David Hammons’ Pray For America is a call to action that unfortunately still resonates today. 

Created in 1969, it represents the failings of the United States government. Hammons made the piece just a year after the assassinations of Martin Luther King Jr. and Robert F. Kennedy, and when United States was in the middle of the Vietnam War. It was a very rocky time for our country, and for the world. But the image itself is only half the story. What really makes Pray For America so profound is the way that it was made.

Pray For America is a body print, which means Hammons would lather himself in substances like cooking fat or margarine and then smash his body against the canvas. When he was done, he’d sprinkle pigment onto the surface to give it a slight outline. The effect is an image of a ghostly body, almost skeletal like one would see in an X-ray. Then, to finish it off, he silk-screened the American flag over his imprint, the image acting like a veil or funeral shroud for the praying figure. 

Because of the use of his body, Pray For America is performative in nature. Instead of painting a figure in a praying position, the figure we see on the canvas is, in essence, a remnant of Hammons himself. Art is always an extension of the artist, but this just feels like it goes deeper. And when you take into consideration the message of the painting, and the time that it was created, the fact that Hammons provided this part of himself furthers evocative power of the artwork. Pray for America calls for change in a time the country desperately needed it, and a Black man using his own body to call for that change is deeply meaningful when taken in the context of Black history in America.

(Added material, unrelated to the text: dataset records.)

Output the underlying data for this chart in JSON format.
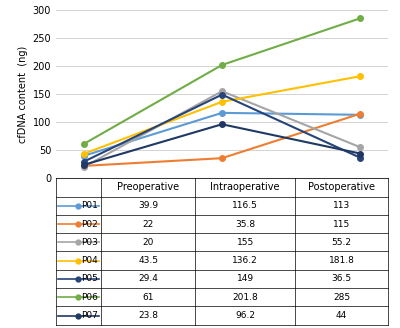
{
  "patients": [
    "P01",
    "P02",
    "P03",
    "P04",
    "P05",
    "P06",
    "P07"
  ],
  "timepoints": [
    "Preoperative",
    "Intraoperative",
    "Postoperative"
  ],
  "values": {
    "P01": [
      39.9,
      116.5,
      113
    ],
    "P02": [
      22,
      35.8,
      115
    ],
    "P03": [
      20,
      155,
      55.2
    ],
    "P04": [
      43.5,
      136.2,
      181.8
    ],
    "P05": [
      29.4,
      149,
      36.5
    ],
    "P06": [
      61,
      201.8,
      285
    ],
    "P07": [
      23.8,
      96.2,
      44
    ]
  },
  "colors": {
    "P01": "#5B9BD5",
    "P02": "#ED7D31",
    "P03": "#A5A5A5",
    "P04": "#FFC000",
    "P05": "#264478",
    "P06": "#70AD47",
    "P07": "#1F3864"
  },
  "ylabel": "cfDNA content  (ng)",
  "ylim": [
    0,
    300
  ],
  "yticks": [
    0,
    50,
    100,
    150,
    200,
    250,
    300
  ],
  "col_labels": [
    "",
    "Preoperative",
    "Intraoperative",
    "Postoperative"
  ],
  "background_color": "#FFFFFF",
  "grid_color": "#D3D3D3",
  "marker_size": 4,
  "line_width": 1.5
}
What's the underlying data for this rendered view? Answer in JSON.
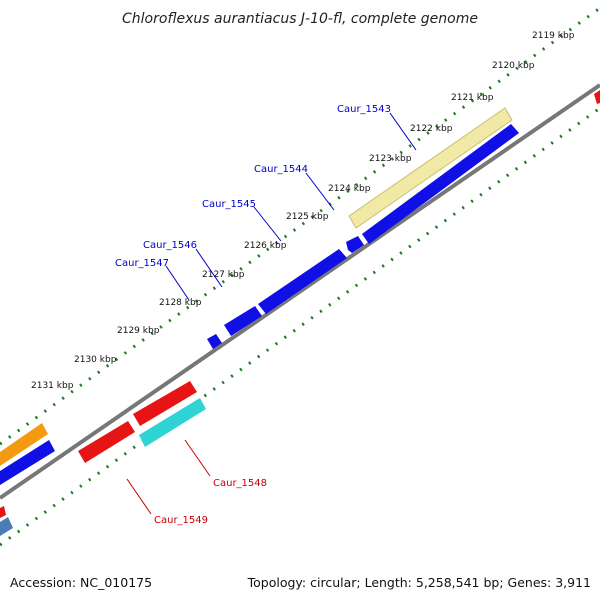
{
  "title": "Chloroflexus aurantiacus J-10-fl, complete genome",
  "footer": {
    "accession": "Accession: NC_010175",
    "summary": "Topology: circular; Length: 5,258,541 bp; Genes: 3,911"
  },
  "ticks": [
    "2119 kbp",
    "2120 kbp",
    "2121 kbp",
    "2122 kbp",
    "2123 kbp",
    "2124 kbp",
    "2125 kbp",
    "2126 kbp",
    "2127 kbp",
    "2128 kbp",
    "2129 kbp",
    "2130 kbp",
    "2131 kbp"
  ],
  "gene_labels": {
    "caur_1543": "Caur_1543",
    "caur_1544": "Caur_1544",
    "caur_1545": "Caur_1545",
    "caur_1546": "Caur_1546",
    "caur_1547": "Caur_1547",
    "caur_1548": "Caur_1548",
    "caur_1549": "Caur_1549"
  },
  "colors": {
    "backbone": "#777777",
    "forward_gene": "#1010e6",
    "reverse_gene": "#e61414",
    "highlight": "#f0eaa6",
    "cyan": "#2fd3d3",
    "orange": "#f59a10",
    "steel": "#4a7fb5",
    "tick": "#1d7a1d",
    "label_blue": "#0000c8",
    "label_red": "#c80000"
  }
}
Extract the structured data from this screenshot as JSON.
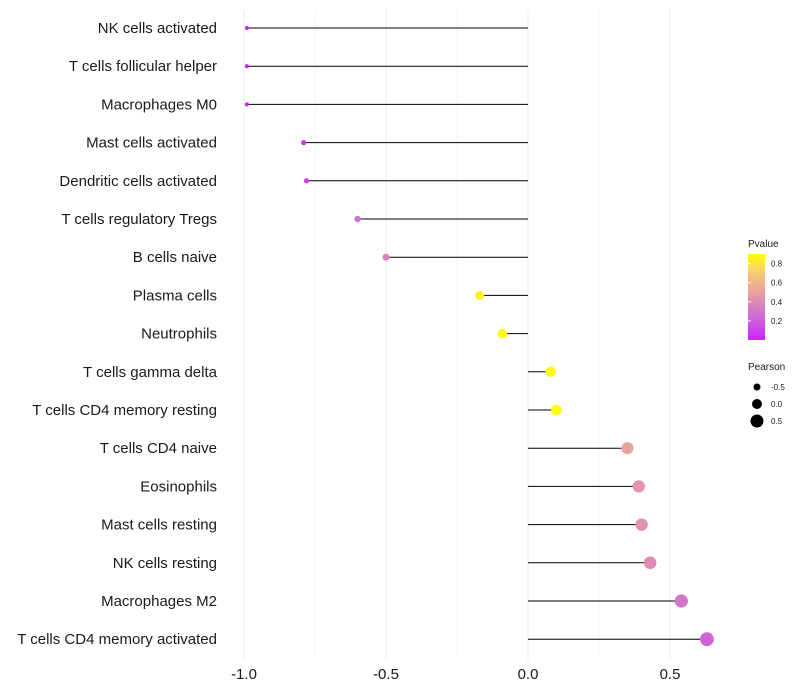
{
  "chart_data": {
    "type": "lollipop",
    "title": "",
    "xlabel": "",
    "ylabel": "",
    "xlim": [
      -1.0,
      0.65
    ],
    "xticks": [
      "-1.0",
      "-0.5",
      "0.0",
      "0.5"
    ],
    "xtick_values": [
      -1.0,
      -0.5,
      0.0,
      0.5
    ],
    "grid": true,
    "categories": [
      "NK cells activated",
      "T cells follicular helper",
      "Macrophages M0",
      "Mast cells activated",
      "Dendritic cells activated",
      "T cells regulatory  Tregs",
      "B cells naive",
      "Plasma cells",
      "Neutrophils",
      "T cells gamma delta",
      "T cells CD4 memory resting",
      "T cells CD4 naive",
      "Eosinophils",
      "Mast cells resting",
      "NK cells resting",
      "Macrophages M2",
      "T cells CD4 memory activated"
    ],
    "pearson": [
      -0.99,
      -0.99,
      -0.99,
      -0.79,
      -0.78,
      -0.6,
      -0.5,
      -0.17,
      -0.09,
      0.08,
      0.1,
      0.35,
      0.39,
      0.4,
      0.43,
      0.54,
      0.63
    ],
    "pvalue": [
      0.0,
      0.0,
      0.0,
      0.08,
      0.1,
      0.27,
      0.35,
      0.84,
      0.88,
      0.9,
      0.88,
      0.52,
      0.45,
      0.44,
      0.4,
      0.3,
      0.22
    ],
    "color_legend": {
      "title": "Pvalue",
      "ticks": [
        "0.8",
        "0.6",
        "0.4",
        "0.2"
      ],
      "tick_values": [
        0.8,
        0.6,
        0.4,
        0.2
      ],
      "range": [
        0.0,
        0.9
      ],
      "low_color": "#cc33ff",
      "mid_color": "#e8a0a8",
      "high_color": "#ffff00"
    },
    "size_legend": {
      "title": "Pearson",
      "labels": [
        "-0.5",
        "0.0",
        "0.5"
      ],
      "values": [
        -0.5,
        0.0,
        0.5
      ]
    },
    "segment_color": "#000000"
  }
}
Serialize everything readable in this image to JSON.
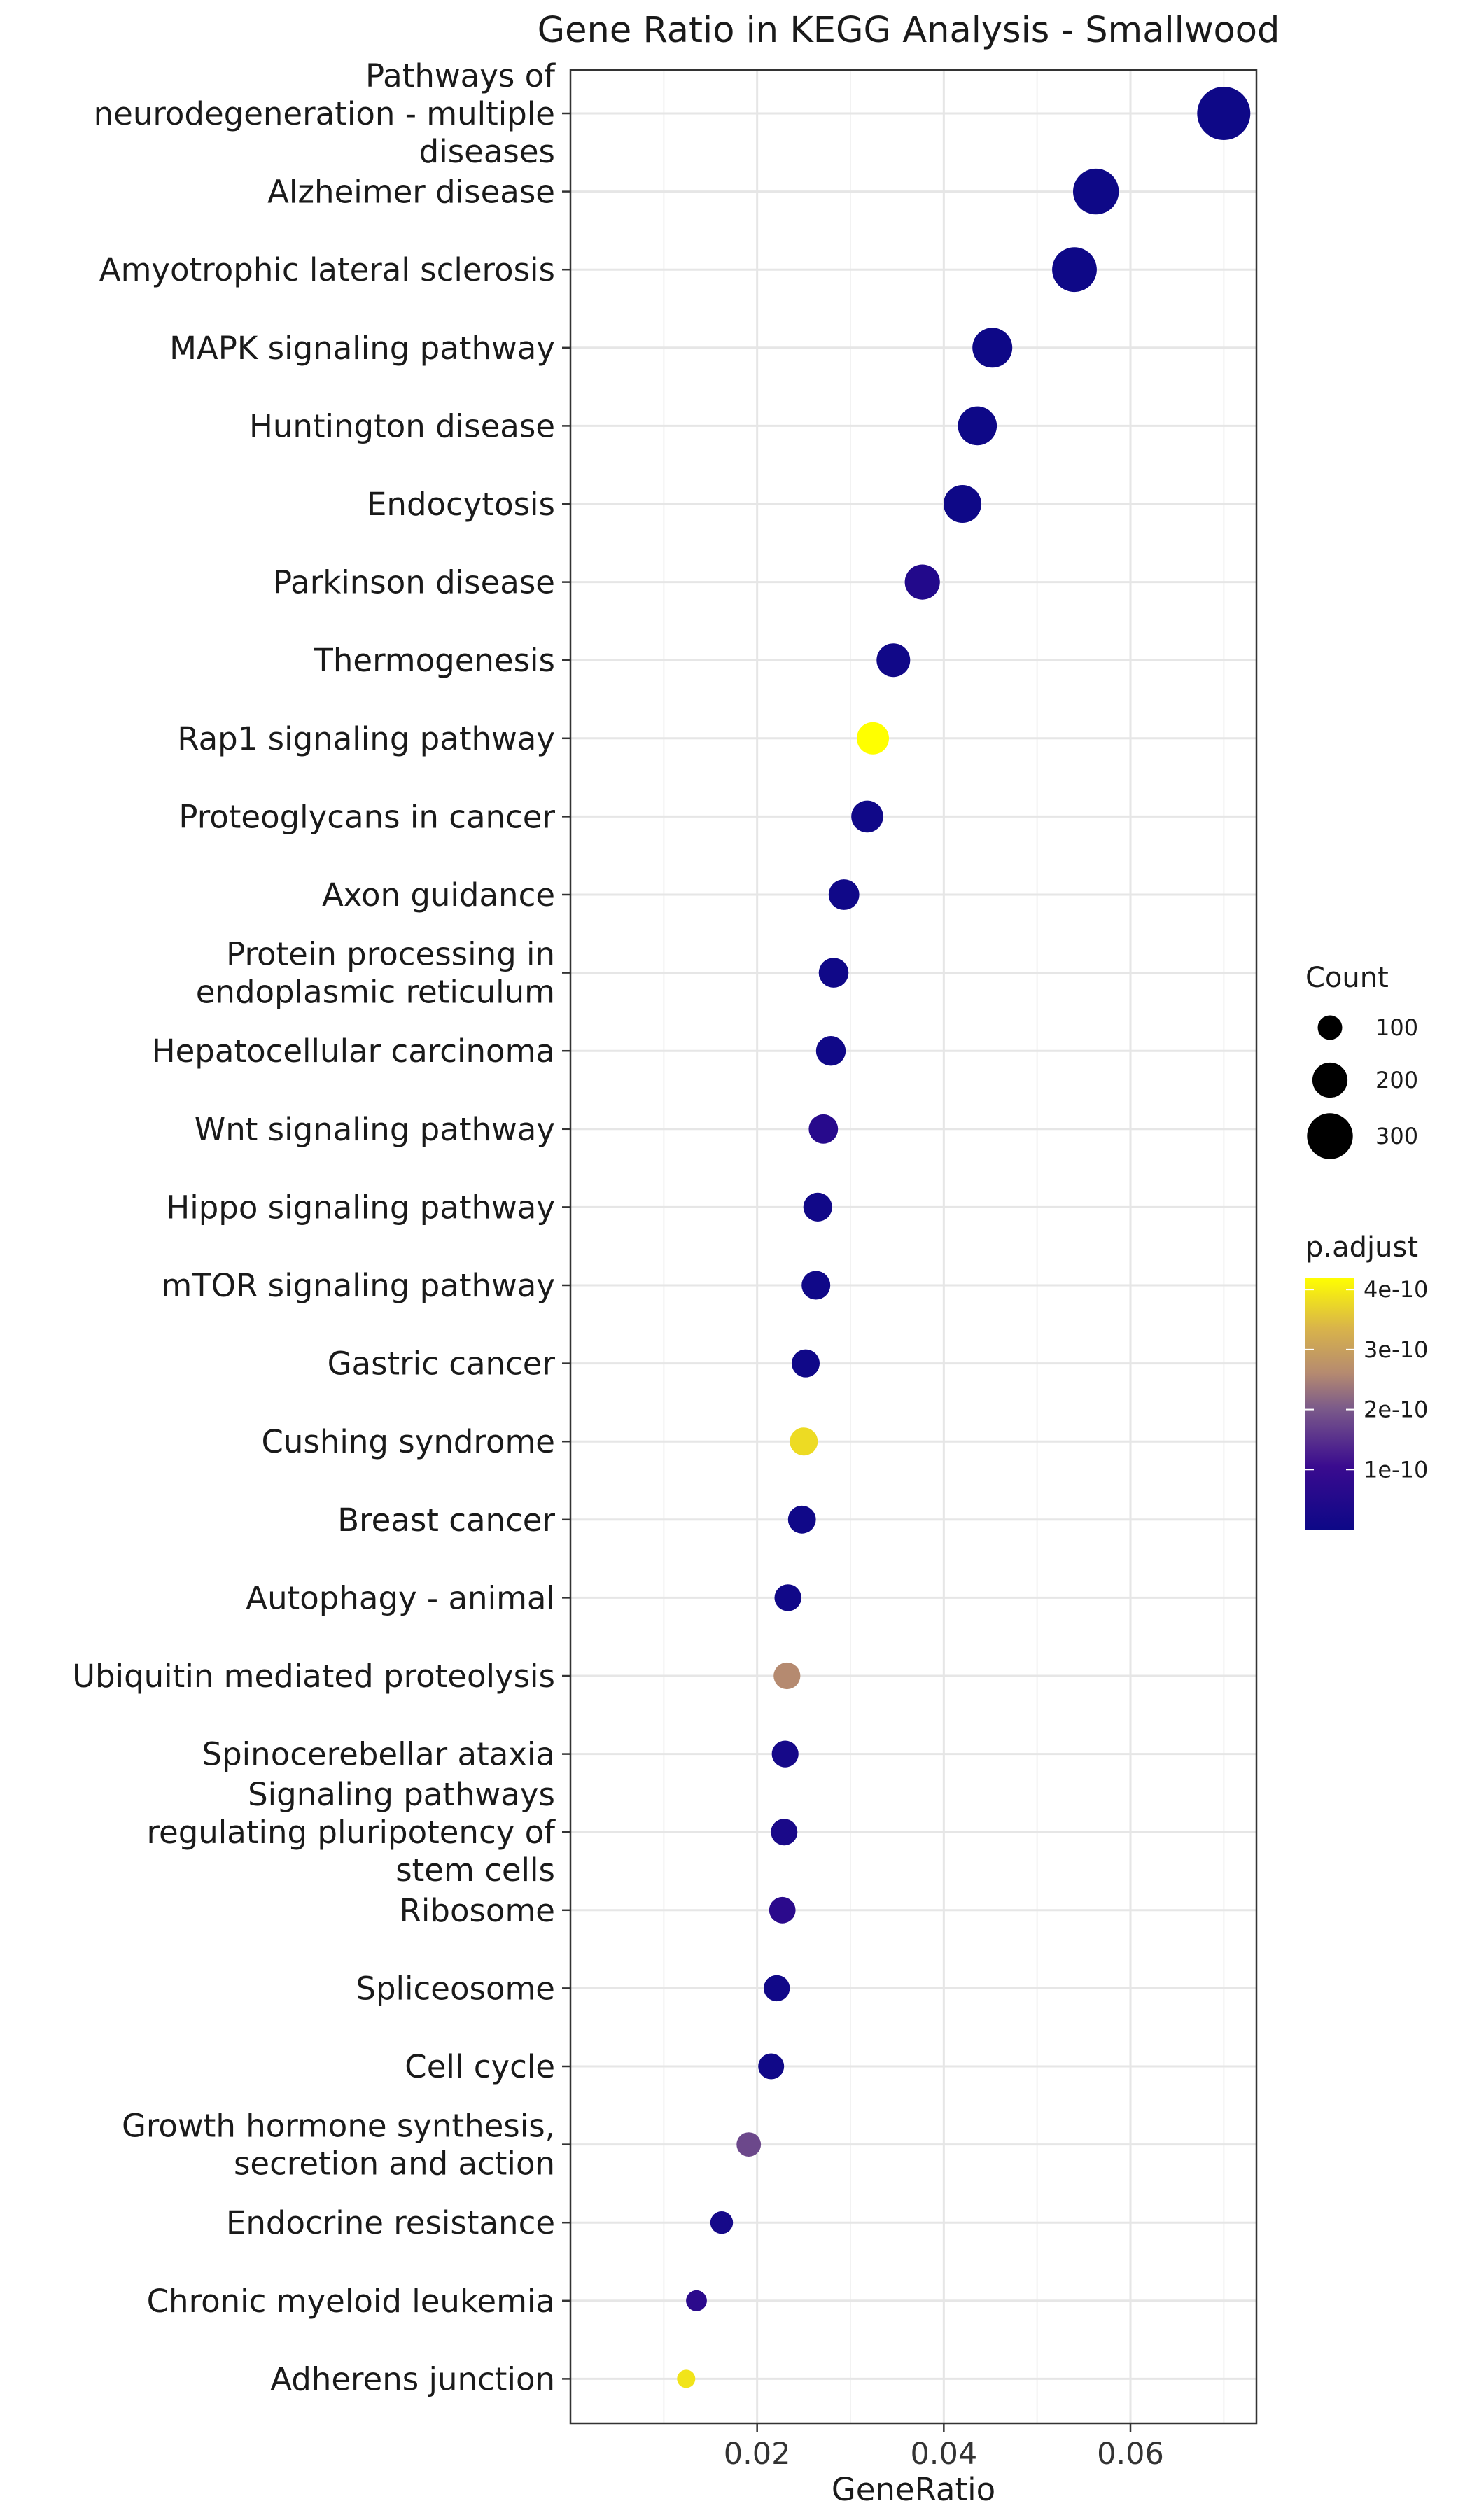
{
  "chart_data": {
    "type": "scatter",
    "title": "Gene Ratio in KEGG Analysis - Smallwood",
    "xlabel": "GeneRatio",
    "ylabel": "",
    "xlim": [
      0.0,
      0.0735
    ],
    "xticks": [
      0.02,
      0.04,
      0.06
    ],
    "xtick_labels": [
      "0.02",
      "0.04",
      "0.06"
    ],
    "grid": true,
    "legend_position": "right",
    "size_legend": {
      "title": "Count",
      "values": [
        100,
        200,
        300
      ],
      "labels": [
        "100",
        "200",
        "300"
      ]
    },
    "color_legend": {
      "title": "p.adjust",
      "range": [
        0,
        4.2e-10
      ],
      "ticks": [
        1e-10,
        2e-10,
        3e-10,
        4e-10
      ],
      "tick_labels": [
        "1e-10",
        "2e-10",
        "3e-10",
        "4e-10"
      ],
      "colors": [
        "#0d0887",
        "#3a0b8f",
        "#7b5a8a",
        "#b58a70",
        "#d9b44a",
        "#ffff00"
      ]
    },
    "categories": [
      [
        "Pathways of",
        "neurodegeneration - multiple",
        "diseases"
      ],
      [
        "Alzheimer disease"
      ],
      [
        "Amyotrophic lateral sclerosis"
      ],
      [
        "MAPK signaling pathway"
      ],
      [
        "Huntington disease"
      ],
      [
        "Endocytosis"
      ],
      [
        "Parkinson disease"
      ],
      [
        "Thermogenesis"
      ],
      [
        "Rap1 signaling pathway"
      ],
      [
        "Proteoglycans in cancer"
      ],
      [
        "Axon guidance"
      ],
      [
        "Protein processing in",
        "endoplasmic reticulum"
      ],
      [
        "Hepatocellular carcinoma"
      ],
      [
        "Wnt signaling pathway"
      ],
      [
        "Hippo signaling pathway"
      ],
      [
        "mTOR signaling pathway"
      ],
      [
        "Gastric cancer"
      ],
      [
        "Cushing syndrome"
      ],
      [
        "Breast cancer"
      ],
      [
        "Autophagy - animal"
      ],
      [
        "Ubiquitin mediated proteolysis"
      ],
      [
        "Spinocerebellar ataxia"
      ],
      [
        "Signaling pathways",
        "regulating pluripotency of",
        "stem cells"
      ],
      [
        "Ribosome"
      ],
      [
        "Spliceosome"
      ],
      [
        "Cell cycle"
      ],
      [
        "Growth hormone synthesis,",
        "secretion and action"
      ],
      [
        "Endocrine resistance"
      ],
      [
        "Chronic myeloid leukemia"
      ],
      [
        "Adherens junction"
      ]
    ],
    "gene_ratio": [
      0.07,
      0.0563,
      0.054,
      0.0452,
      0.0436,
      0.042,
      0.0377,
      0.0346,
      0.0324,
      0.0318,
      0.0293,
      0.0282,
      0.0279,
      0.0271,
      0.0265,
      0.0263,
      0.0252,
      0.025,
      0.0248,
      0.0233,
      0.0232,
      0.023,
      0.0229,
      0.0227,
      0.0221,
      0.0215,
      0.0191,
      0.0162,
      0.0135,
      0.0124
    ],
    "count": [
      370,
      300,
      290,
      245,
      235,
      225,
      200,
      185,
      172,
      170,
      157,
      150,
      148,
      144,
      140,
      139,
      133,
      132,
      131,
      122,
      121,
      120,
      119,
      118,
      115,
      112,
      98,
      82,
      65,
      40
    ],
    "p_adjust": [
      2e-12,
      2e-12,
      2e-12,
      2e-12,
      2e-12,
      2e-12,
      5e-11,
      1e-11,
      4.2e-10,
      8e-12,
      8e-12,
      8e-12,
      8e-12,
      6e-11,
      1e-11,
      8e-12,
      8e-12,
      3.8e-10,
      8e-12,
      1e-11,
      2.6e-10,
      2e-11,
      3e-11,
      7e-11,
      1e-11,
      8e-12,
      1.8e-10,
      2e-11,
      7e-11,
      3.9e-10
    ]
  }
}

Pray for America perfectly encapsulated the feeling of the time, yet the message remains relevant. Nearly 15 years after it was created, the work was featured as the promotional image for an exhibition at the Studio Museum Harlem. This was in 1985, and the prayer still resonated. As I’m writing this, it’s 2021, and the country is in the middle of a pandemic, countless natural disasters, and experiencing the same problems of racial inequity that pervades American history. Hammons has said that he is motivated by the "moral obligation as a black artist to try to graphically document what I feel socially," and the feelings of hope and despair demonstrated in this piece are still as relatable as ever.